A promotional clip has Murdoch confronting the question of his Australianness. He gave up his Australian citizenship in September 1985 to secure broadcasting licences in the United States. Nowadays, Murdoch can hold dual citizenship. The matter of his nationality was marginal since his loyalty has always been to the expansion of his capital.
However, while Murdoch, the individual, swapped allegiance, Murdoch as the personification of that capital in News Corp remained registered in Adelaide because Australian reporting standards were what Business Week (13 June 1994) called “loosey-goosey”.
Just after his nationality swap, the US journal Corporate Finance (April 1987) reported that News’s Annual Report for 1986 was a triumph of creative accounting. The exposure had been written for Forbes, which declined to publish so as not to offend Murdoch.
In March 1999, The Economist recorded the tangle of tax returns to conceal the liabilities of News, by then incorporated in the US State of Delaware (aka as “the State of du Pont”).
The Boyers will not be the first time that Murdoch has lectured us. In October 1994, he addressed the Centre for Independent Studies on “The Century of Networking”. Murdoch quoted Solzhenitsyn that the essence of totalitarianism is “the destruction of collective memory”. Murdoch is a master of selective memory as he demonstrated in talking about how his father had sought criticism from the British tycoon Lord Northcliffe on how to improve circulation of the Herald where he had become editor in 1921.
Murdoch junior made no mention of the sensation that did most to boost revenues — the Herald’s lynching of Colin Ross for the murder of the 12-year old Alma Tirtschke on 30 December 1921 in Gun Alley, off Little Collins street. The Herald and Weekly Times building on Flinders street became known as the Colin Ross Memorial, since Ross had paid for it with his life on 24 April 1922. In May, Victoria granted a pardon to Ross. We await Rupert Murdoch’s act of contrition for Ross during his Boyers.
The theme of the Boyers is to be “The Age of Freedom”, as it was in the 1994 Lecture. Murdoch had acknowledged the source of what passed for an idea in that talk as Peter Huber’s Orwell’s Revenge: The 1984 Palimpsest. Huber’s rewriting of Nineteen Eighty-Four is a paean to free markets, which Murdoch hastened to assure his listeners “are not monopolies”. Murdoch endorsed Huber’s faith that Orwell had been wrong because technology and markets were going to set us free.

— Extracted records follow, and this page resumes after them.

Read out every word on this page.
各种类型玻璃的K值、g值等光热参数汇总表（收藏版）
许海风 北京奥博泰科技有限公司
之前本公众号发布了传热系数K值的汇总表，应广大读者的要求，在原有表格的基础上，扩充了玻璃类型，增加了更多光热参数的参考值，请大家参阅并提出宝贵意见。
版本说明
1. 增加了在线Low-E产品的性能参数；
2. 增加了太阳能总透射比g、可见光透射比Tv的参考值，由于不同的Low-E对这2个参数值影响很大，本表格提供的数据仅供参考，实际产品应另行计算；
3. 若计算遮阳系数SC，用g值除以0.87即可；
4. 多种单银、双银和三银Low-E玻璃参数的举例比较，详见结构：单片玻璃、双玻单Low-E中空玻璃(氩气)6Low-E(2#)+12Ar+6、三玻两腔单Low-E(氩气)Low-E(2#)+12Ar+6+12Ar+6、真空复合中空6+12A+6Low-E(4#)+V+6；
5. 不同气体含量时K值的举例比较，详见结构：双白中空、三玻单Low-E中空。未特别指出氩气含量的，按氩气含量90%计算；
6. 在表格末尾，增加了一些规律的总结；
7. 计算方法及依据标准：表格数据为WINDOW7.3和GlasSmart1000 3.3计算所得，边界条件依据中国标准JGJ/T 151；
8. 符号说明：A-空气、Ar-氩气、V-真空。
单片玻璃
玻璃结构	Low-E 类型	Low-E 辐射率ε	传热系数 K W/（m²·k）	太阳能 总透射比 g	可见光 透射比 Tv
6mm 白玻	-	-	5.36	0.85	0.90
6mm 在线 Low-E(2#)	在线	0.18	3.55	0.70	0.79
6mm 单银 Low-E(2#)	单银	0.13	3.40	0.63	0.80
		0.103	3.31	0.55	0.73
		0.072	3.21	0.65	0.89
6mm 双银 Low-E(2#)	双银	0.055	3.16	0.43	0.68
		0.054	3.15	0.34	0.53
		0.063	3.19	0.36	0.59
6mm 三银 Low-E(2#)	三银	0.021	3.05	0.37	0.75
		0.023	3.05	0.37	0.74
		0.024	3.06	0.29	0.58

It turned out that Orwell had been right to suspect that some of us were meant to be freer than others. In March 1994, Murdoch had replaced the BBC World Service on his Star telecasts into the Mainland. Within days of his Networking lecture on how technology would break down totalitarianism, Murdoch was in Malaysia offering its authoritarians a block-out switch over Star TV. In 1995, he provided Beijing’s Ministry of Truth with one. By July 1995, News Corp had a joint venture with the People’s Daily. In his Lecture, he expected his access to “whole new audiences and markets” in China to be “goldmines”.
In the current crisis of capital accumulation, how free will the Asian Wall Street Journal be to comment on the thugs and swindlers running the People’s Republic of China, or on Murdoch’s access to funds?